Sorry, I don't understand what you're saying here. IIRC the level geometry's drawn using raycasting (can't remember how it was textured) and the objects are all sprites.
Eek, I don't think that technically it's casting (though I can see reasoning why the term would make sense). I believe it's just written straight to the frame buffer (perhaps after some processing for effect).

That would involve a use of the term "raycasting" with which I'm not familiar. Pretty much all these games render by calculating the set of polygons (triangles, actually) visible to the camera and drawing those in some order that keeps more distant polygons from overwriting closer ones. I can't see how DOOM could have done anything differently. I think you're thinking about the lighting.
A reflection can't be written directly to the frame buffer... in fact, it may never be written to the frame buffer because the mirror may be obscured by another object... but it still has to be generated because the first pass (the one that calculates the texture in the mirror) doesn't know what the second pass (the one that calculates the texture for the camera) can see.
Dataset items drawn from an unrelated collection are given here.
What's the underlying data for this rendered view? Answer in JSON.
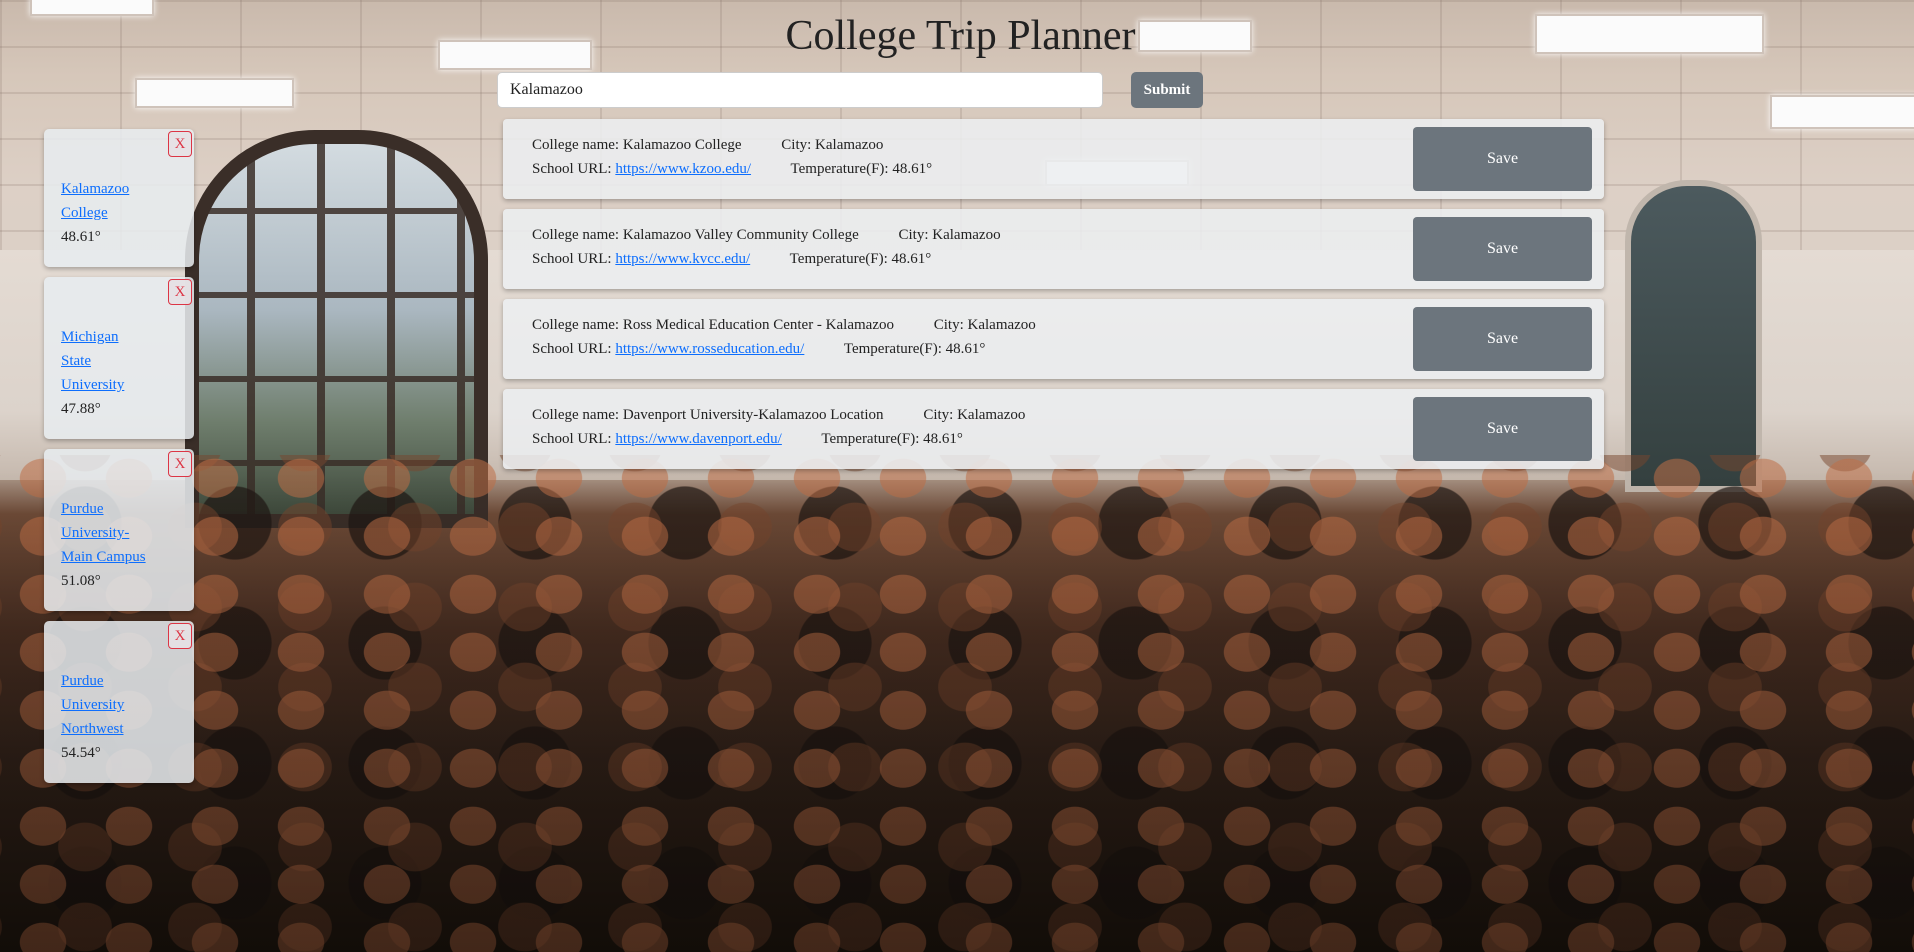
{
  "header": {
    "title": "College Trip Planner"
  },
  "search": {
    "value": "Kalamazoo",
    "submit_label": "Submit"
  },
  "results": [
    {
      "name_label": "College name:",
      "name": "Kalamazoo College",
      "city_label": "City:",
      "city": "Kalamazoo",
      "url_label": "School URL:",
      "url": "https://www.kzoo.edu/",
      "temp_label": "Temperature(F):",
      "temp": "48.61°",
      "save_label": "Save"
    },
    {
      "name_label": "College name:",
      "name": "Kalamazoo Valley Community College",
      "city_label": "City:",
      "city": "Kalamazoo",
      "url_label": "School URL:",
      "url": "https://www.kvcc.edu/",
      "temp_label": "Temperature(F):",
      "temp": "48.61°",
      "save_label": "Save"
    },
    {
      "name_label": "College name:",
      "name": "Ross Medical Education Center - Kalamazoo",
      "city_label": "City:",
      "city": "Kalamazoo",
      "url_label": "School URL:",
      "url": "https://www.rosseducation.edu/",
      "temp_label": "Temperature(F):",
      "temp": "48.61°",
      "save_label": "Save"
    },
    {
      "name_label": "College name:",
      "name": "Davenport University-Kalamazoo Location",
      "city_label": "City:",
      "city": "Kalamazoo",
      "url_label": "School URL:",
      "url": "https://www.davenport.edu/",
      "temp_label": "Temperature(F):",
      "temp": "48.61°",
      "save_label": "Save"
    }
  ],
  "saved": [
    {
      "name_lines": [
        "Kalamazoo",
        "College"
      ],
      "temp": "48.61°",
      "remove_label": "X"
    },
    {
      "name_lines": [
        "Michigan",
        "State",
        "University"
      ],
      "temp": "47.88°",
      "remove_label": "X"
    },
    {
      "name_lines": [
        "Purdue",
        "University-",
        "Main Campus"
      ],
      "temp": "51.08°",
      "remove_label": "X"
    },
    {
      "name_lines": [
        "Purdue",
        "University",
        "Northwest"
      ],
      "temp": "54.54°",
      "remove_label": "X"
    }
  ],
  "colors": {
    "button_gray": "#6c757d",
    "link_blue": "#0d6efd",
    "remove_red": "#dc3545"
  }
}
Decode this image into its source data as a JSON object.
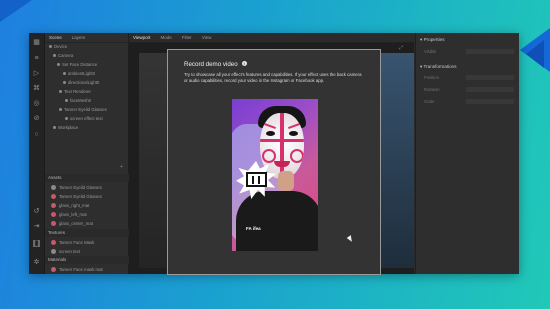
{
  "left_panel": {
    "tabs": [
      "Scene",
      "Layers"
    ],
    "tree": [
      "Device",
      "Camera",
      "Set Face Distance",
      "ambientLight0",
      "directionalLight0",
      "Text Renderer",
      "faceMesh0",
      "Tanner Eyelid Glasses",
      "screen effect text",
      "Workplace"
    ],
    "assets_header": "Assets",
    "assets": [
      "Tanner Eyelid Glasses",
      "Tanner Eyelid Glasses",
      "glass_right_mat",
      "glass_left_mat",
      "glass_center_mat"
    ],
    "textures_header": "Textures",
    "textures": [
      "Tanner Face Mask",
      "screen text"
    ],
    "materials_header": "Materials",
    "materials": [
      "Tanner Face mask mat"
    ]
  },
  "viewport": {
    "tabs": [
      "Viewport",
      "Mode",
      "Filter",
      "View"
    ]
  },
  "right_panel": {
    "header1": "Properties",
    "field1": "Visible",
    "header2": "Transformations",
    "fields": [
      "Position",
      "Rotation",
      "Scale"
    ]
  },
  "modal": {
    "title": "Record demo video",
    "info_icon": "info-icon",
    "description": "Try to showcase all your effect's features and capabilities. If your effect uses the back camera or audio capabilities, record your video in the Instagram or Facebook app.",
    "video_watermark": "FA ifea"
  },
  "colors": {
    "background_start": "#1e7fe0",
    "background_end": "#20c9b7",
    "app_bg": "#2b2b2b",
    "modal_bg": "#333333",
    "mask_pink": "#d8306e"
  }
}
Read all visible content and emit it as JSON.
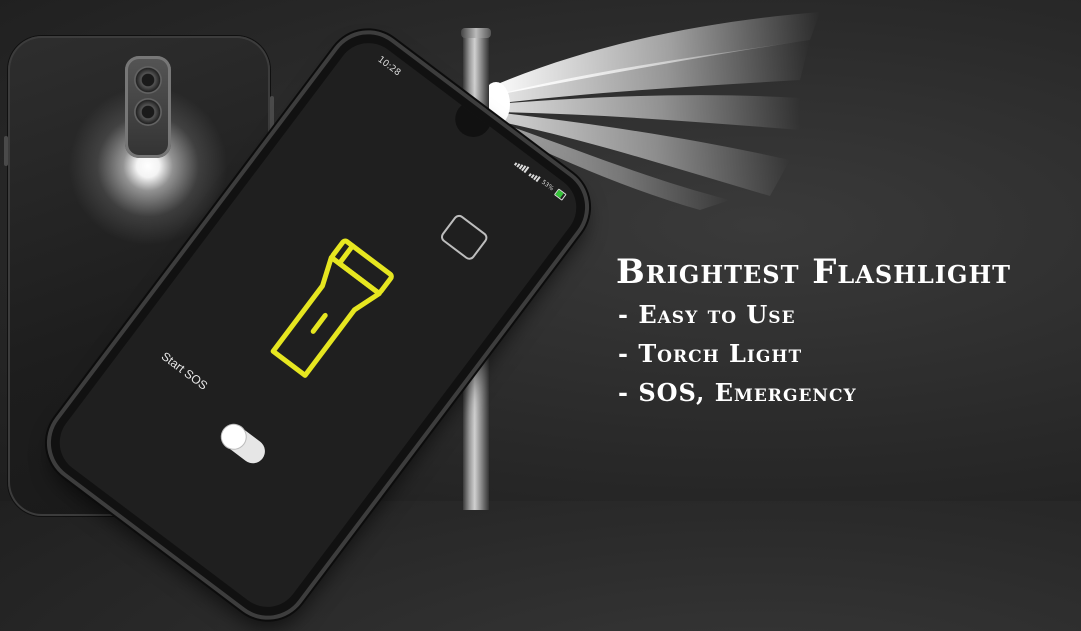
{
  "status_bar": {
    "time": "10:28",
    "battery_percent": "53%",
    "battery_color": "#36c23a"
  },
  "app": {
    "sos_label": "Start SOS",
    "sos_toggle_on": false,
    "torch_icon": "flashlight-icon",
    "accent_color": "#e6e620"
  },
  "promo": {
    "headline": "Brightest Flashlight",
    "features": [
      "- Easy to Use",
      "- Torch Light",
      "- SOS, Emergency"
    ]
  }
}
And on a modern video card the "frame buffer" is an abstraction, really. It's just another bitmap/texture... that's how overlays work, by doing an extra compositing step between the camera texture and the texture written to the screen. On Mac OS X, you can even have translucent windows from other programs in front of the second life window... though it doesn't do anything good for the frame rate.

Hehe, this conversation's getting past where my technical knowledge stretches and confusing me; so I'm really gonna have to look stuff up if I'm gonna continue further. ^^

What I can say though, is that Doom style rendering doesn't use polygons (in the triangle sense). It doesn't have lighting either (each section is set to a brightness manually). It's actually a realy simplistic engine compared to current stuff: each map was constructed from 2D vectors (not sure that's the right term, but still...) with height values for each segment.